Scant support for hunting of baboons

Animal rights advocacy groups are up in arms over the killing of baboons in Constantia.

A Kommetjie baboon activist says baboons are our “wildlife neighbours” and killing them is not an option.

This, after it emerged last week that CapeNature issued two Constantia wine farms hunting permits to kill up to two of the primates a day.

The wine farms are Klein Constantia and Buitenverwachting, but the latter has since withdrawn the permit, after a public backlash.

Jenni Trethowan, of Baboon Matters, spoke out strongly against the hunting permits.

She also claims that in the second attack of its kind in 10 days, and across two areas, dogs and baboons have clashed and fought.

One incident, she said, happened in Ocean View, where dogs were set on one another intentionally and a baboon was attacked in the process.

The SPCA confirmed a charge had been laid in relation to dog fighting.

Ms Trethowan thanked Human Wildlife Solutions (HWS) rangers Ziggy Rhode and Cath Shutte for trying to save the baboon.

Ocean View is a perilous place right now – five men have died there in suspected gang shootings in less than a month – but the HWS team had gone in without police protection.

Ms Trethowan said that in the same week, a baboon was mauled to death by a dog when it went to get fruit from a tree in Tokai.

Kay Montgomery, of the Baboon Technical Team (BTT), confirmed that incident.

The BTT, SPCA and other baboon stakeholders were planning to meet on Wednesday July 11 to discuss the latest incidents.

The SPCA and CapeNature are part of the BTT that oversees baboon management in the Cape Peninsula.

The team meets monthly with contractor HWS, which, with its 63 rangers, handles the day-to-day management of 11 of the Cape Peninsula’s 17 baboon troops.

Ms Trethowan said: “We have been saying the same thing over and over for years now – humans need to be held accountable for their actions and for managing their property effectively.”

SPCA spokeswoman Belinda Abraham said the information they had about the Tokai incident suggested the dog had acted out of natural instinct.

“There is no evidence in this case to indicate that the dog was intentionally set upon the baboon or was incited to attack in any way.”

She reminded the public to secure rubbish and compost heaps and keep food out of sight.

CapeNature spokeswoman Loren George confirmed they had issued hunting licences to the wine farms last year.

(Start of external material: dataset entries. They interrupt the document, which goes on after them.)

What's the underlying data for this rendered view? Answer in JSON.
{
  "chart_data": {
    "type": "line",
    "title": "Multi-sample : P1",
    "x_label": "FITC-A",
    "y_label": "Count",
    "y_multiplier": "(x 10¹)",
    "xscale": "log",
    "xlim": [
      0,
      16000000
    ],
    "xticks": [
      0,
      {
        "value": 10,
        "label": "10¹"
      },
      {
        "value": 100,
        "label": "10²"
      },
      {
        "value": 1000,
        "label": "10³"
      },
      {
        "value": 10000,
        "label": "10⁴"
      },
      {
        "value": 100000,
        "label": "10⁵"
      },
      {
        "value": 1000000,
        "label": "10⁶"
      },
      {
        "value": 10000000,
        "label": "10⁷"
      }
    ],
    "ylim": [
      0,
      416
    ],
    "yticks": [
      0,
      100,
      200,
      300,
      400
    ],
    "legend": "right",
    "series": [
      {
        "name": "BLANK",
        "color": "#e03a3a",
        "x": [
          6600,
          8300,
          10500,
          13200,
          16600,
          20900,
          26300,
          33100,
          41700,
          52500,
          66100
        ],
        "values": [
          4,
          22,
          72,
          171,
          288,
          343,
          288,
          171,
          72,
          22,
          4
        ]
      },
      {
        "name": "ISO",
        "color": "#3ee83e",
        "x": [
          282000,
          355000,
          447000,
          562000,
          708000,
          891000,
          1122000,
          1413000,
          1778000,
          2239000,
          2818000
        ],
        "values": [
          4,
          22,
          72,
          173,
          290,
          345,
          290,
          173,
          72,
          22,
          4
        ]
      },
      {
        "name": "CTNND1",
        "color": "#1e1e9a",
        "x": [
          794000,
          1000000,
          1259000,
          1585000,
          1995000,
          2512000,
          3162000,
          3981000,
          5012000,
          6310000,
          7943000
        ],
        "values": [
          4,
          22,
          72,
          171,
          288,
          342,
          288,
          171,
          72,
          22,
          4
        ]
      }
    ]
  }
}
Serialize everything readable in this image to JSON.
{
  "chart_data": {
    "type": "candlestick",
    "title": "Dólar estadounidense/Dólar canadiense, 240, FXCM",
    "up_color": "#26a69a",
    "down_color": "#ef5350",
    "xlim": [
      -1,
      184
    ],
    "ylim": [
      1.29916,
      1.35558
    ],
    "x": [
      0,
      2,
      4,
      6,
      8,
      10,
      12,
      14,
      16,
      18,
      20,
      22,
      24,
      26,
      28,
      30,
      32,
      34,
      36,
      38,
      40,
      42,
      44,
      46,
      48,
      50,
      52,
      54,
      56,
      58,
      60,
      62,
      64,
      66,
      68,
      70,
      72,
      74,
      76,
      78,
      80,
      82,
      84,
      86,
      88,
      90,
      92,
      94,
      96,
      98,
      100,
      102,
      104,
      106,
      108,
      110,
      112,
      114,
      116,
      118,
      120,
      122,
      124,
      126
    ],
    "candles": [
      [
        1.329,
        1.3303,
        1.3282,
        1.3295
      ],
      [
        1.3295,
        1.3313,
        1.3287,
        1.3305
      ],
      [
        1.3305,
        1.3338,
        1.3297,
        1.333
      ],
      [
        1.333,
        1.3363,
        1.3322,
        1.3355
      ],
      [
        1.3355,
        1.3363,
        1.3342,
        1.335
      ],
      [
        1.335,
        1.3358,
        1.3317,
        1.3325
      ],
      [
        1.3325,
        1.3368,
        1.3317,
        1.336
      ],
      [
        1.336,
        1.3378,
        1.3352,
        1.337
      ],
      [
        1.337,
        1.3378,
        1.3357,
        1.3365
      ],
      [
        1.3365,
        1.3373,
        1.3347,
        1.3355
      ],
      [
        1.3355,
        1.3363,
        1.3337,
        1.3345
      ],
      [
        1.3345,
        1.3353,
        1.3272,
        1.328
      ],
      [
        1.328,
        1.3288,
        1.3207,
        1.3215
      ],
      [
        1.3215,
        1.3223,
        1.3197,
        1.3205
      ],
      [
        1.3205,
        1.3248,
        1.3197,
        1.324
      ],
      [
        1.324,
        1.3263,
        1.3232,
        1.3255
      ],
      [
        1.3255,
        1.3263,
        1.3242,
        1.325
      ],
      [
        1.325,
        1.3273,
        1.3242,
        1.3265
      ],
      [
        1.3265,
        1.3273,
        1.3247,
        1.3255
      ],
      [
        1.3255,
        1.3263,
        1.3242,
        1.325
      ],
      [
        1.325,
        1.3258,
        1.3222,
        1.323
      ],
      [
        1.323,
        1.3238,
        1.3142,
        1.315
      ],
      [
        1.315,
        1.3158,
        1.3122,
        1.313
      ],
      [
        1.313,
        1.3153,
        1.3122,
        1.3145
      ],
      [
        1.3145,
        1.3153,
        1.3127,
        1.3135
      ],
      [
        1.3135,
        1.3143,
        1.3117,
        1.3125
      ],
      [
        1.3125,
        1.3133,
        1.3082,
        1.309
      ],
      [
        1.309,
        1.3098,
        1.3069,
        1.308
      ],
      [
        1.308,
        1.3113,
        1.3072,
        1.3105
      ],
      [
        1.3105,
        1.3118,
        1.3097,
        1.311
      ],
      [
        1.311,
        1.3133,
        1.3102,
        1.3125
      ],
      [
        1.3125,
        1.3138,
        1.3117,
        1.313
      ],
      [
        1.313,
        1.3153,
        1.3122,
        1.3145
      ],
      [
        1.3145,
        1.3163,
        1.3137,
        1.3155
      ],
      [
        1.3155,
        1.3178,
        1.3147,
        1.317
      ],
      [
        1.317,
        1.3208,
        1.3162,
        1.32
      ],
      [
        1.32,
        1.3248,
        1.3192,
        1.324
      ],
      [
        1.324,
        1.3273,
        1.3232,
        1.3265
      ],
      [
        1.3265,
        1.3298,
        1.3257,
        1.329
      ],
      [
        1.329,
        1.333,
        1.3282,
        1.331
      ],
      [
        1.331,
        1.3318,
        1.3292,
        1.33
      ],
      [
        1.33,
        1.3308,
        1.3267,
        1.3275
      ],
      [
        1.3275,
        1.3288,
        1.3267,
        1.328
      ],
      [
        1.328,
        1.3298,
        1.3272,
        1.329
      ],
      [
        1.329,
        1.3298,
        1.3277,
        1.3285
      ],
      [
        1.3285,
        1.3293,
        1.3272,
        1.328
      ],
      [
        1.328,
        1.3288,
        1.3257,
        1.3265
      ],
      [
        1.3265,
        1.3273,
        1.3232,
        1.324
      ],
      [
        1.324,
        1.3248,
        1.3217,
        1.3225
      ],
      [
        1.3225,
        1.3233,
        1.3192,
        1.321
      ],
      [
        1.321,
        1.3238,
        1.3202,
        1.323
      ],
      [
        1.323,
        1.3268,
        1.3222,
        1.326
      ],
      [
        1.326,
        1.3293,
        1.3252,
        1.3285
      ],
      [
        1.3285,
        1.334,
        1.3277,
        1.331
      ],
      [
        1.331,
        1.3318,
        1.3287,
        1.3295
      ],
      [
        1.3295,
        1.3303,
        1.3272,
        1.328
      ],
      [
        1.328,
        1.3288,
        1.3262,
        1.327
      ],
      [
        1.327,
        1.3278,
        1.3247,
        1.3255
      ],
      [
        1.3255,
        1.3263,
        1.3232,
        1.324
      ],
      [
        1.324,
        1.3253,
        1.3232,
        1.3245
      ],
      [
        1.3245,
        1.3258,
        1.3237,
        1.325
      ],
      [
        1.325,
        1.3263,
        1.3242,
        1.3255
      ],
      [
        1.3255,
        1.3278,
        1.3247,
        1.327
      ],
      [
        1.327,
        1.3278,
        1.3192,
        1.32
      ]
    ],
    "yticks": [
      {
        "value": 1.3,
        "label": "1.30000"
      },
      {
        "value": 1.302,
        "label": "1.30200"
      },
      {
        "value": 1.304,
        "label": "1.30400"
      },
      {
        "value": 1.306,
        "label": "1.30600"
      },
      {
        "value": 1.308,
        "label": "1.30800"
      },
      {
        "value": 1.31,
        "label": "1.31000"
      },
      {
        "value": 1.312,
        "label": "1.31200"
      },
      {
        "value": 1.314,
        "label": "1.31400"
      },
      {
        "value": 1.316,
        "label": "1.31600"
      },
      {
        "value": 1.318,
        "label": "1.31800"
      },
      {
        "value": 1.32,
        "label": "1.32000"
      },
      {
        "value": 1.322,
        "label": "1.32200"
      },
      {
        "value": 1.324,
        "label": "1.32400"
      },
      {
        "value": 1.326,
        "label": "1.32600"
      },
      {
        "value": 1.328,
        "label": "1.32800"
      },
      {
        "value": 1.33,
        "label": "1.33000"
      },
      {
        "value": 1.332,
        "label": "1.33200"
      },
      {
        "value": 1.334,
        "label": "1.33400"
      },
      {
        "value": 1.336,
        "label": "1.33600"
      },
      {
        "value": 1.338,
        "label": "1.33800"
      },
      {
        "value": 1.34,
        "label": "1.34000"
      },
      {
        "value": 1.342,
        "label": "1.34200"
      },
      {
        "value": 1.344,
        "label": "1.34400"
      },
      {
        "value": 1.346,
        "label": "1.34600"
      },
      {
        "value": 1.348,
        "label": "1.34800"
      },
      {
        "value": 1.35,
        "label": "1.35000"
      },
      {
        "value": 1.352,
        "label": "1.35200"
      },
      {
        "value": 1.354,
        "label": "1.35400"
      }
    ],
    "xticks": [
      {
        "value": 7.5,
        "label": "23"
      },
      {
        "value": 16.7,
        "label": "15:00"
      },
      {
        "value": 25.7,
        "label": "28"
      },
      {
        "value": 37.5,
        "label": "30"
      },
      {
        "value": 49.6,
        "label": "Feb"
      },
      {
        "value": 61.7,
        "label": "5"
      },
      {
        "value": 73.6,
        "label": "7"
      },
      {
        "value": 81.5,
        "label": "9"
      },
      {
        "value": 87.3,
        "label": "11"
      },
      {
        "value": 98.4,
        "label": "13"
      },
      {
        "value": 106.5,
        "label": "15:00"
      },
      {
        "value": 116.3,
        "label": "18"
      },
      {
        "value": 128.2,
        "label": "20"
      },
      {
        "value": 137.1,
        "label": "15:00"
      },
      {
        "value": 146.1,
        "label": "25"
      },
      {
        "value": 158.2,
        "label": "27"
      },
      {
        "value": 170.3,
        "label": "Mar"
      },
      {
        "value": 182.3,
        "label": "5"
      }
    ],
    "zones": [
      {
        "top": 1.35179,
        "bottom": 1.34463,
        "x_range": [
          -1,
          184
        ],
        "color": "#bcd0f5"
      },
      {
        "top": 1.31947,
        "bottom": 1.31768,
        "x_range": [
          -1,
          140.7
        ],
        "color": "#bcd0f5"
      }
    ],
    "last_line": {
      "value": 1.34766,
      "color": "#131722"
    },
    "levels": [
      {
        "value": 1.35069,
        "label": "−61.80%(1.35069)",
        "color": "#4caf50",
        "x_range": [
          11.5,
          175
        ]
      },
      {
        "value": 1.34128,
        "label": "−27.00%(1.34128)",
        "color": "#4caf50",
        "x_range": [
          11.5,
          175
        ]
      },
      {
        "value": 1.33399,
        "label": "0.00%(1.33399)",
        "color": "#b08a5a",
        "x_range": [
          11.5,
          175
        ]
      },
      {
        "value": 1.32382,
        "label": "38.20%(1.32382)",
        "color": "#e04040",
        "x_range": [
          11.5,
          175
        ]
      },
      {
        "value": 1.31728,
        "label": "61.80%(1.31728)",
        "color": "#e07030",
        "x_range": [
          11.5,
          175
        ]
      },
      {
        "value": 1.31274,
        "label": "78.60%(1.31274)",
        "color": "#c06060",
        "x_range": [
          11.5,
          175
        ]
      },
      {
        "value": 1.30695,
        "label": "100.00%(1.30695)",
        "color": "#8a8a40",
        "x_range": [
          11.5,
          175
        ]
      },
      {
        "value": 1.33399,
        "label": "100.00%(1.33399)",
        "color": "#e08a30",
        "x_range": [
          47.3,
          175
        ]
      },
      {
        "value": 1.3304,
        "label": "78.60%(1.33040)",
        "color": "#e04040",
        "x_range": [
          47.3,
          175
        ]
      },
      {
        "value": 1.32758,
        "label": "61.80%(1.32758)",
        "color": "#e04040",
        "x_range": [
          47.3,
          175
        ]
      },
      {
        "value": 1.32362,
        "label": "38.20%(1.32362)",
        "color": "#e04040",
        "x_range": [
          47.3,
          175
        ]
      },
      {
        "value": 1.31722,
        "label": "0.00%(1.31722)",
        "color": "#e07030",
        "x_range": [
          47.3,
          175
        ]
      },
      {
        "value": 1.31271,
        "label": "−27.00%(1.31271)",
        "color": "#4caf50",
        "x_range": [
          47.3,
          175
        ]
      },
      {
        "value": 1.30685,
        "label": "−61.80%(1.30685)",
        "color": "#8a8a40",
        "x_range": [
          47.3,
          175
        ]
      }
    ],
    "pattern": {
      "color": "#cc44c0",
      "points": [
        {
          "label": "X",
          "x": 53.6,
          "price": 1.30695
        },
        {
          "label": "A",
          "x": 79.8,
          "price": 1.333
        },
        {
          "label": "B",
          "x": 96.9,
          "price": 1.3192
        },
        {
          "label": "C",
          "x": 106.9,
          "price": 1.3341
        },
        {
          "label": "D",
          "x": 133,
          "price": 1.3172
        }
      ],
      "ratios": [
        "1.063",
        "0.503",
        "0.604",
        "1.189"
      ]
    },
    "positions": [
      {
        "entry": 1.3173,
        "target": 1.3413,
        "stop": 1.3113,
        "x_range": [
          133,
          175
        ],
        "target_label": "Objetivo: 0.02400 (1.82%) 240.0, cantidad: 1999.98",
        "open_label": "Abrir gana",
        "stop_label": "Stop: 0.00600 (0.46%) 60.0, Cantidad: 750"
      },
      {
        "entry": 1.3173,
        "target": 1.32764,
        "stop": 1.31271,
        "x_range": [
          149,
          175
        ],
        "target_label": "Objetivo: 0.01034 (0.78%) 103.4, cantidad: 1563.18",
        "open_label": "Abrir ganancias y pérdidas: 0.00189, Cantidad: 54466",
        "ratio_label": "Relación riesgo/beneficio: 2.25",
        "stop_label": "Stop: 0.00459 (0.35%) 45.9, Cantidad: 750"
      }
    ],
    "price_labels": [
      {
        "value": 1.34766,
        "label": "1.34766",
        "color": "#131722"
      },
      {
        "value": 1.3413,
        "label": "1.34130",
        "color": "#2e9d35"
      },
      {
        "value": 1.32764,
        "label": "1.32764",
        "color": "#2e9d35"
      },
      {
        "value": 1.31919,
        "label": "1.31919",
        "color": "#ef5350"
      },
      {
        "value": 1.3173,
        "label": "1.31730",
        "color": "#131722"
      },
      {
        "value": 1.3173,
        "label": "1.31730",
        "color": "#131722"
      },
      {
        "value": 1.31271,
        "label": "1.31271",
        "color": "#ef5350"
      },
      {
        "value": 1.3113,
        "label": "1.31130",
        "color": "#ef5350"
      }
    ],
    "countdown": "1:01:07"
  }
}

To date, seven baboons have been killed.

The initial story, by Karen Watkins, in our sister paper, The Constantiaberg Bulletin, revealed that the two wine farms had the hunting permits and one had hired a professional hunter.

The permits are valid for a year and expire in October 2018.

Ms George said the permits were given as a last resort. The landowners had had to prove the extent of damage done by baboons and that non-lethal steps to stop them had been exhausted.

“We are obliged to provide a legal framework for landowners to manage biodiversity and human/wildlife conflict on their land.”

Justin O’Riain, a professor in biological sciences at UCT, said the conflict between farmers and wildlife was a global one – coyotes in America, foxes in the UK and dingoes in Australia were all examples of wildlife in conflict with people.

“This conflict has been shifted away from the Cape Peninsula by urbanisation but is still prevalent throughout the small livestock farming areas such as those in the Karoo. On the Peninsula, baboons have for a long time – and continue to be – the main source of conflict between residents and crop farmers. The only medium-sized predator remaining on the Peninsula is the caracal and they pose little threat to baboons,” he said.

But there was even greater conflict between those arguing over how to manage wildlife in conflict with humans.

“Opinions vary between eradicating all the Peninsula baboons to not even scaring them away from residential areas.”

He said the City of Cape Town spent R12 million annually to reduce raiding by baboons within the urban edge – an “enormous investment” for a species that was not endangered.

Baboon numbers have grown by 8% a year over the past decade, according to statistics from Esme Beamish, manager of the Baboon Research Unit at UCT.

“What is important to know is apple, orange, potato and sheep farmers all apply to CapeNature for similar permits to hunt wildlife that are damaging their crops.”

He said the issue was much wider than just seven baboons and two farms.

“It is a national issue and if the public have the appetite then they need to consider the impact of all foods on all wildlife.

“We are all deeply complicit through our demand for cheap, good quality food all the time,” he said.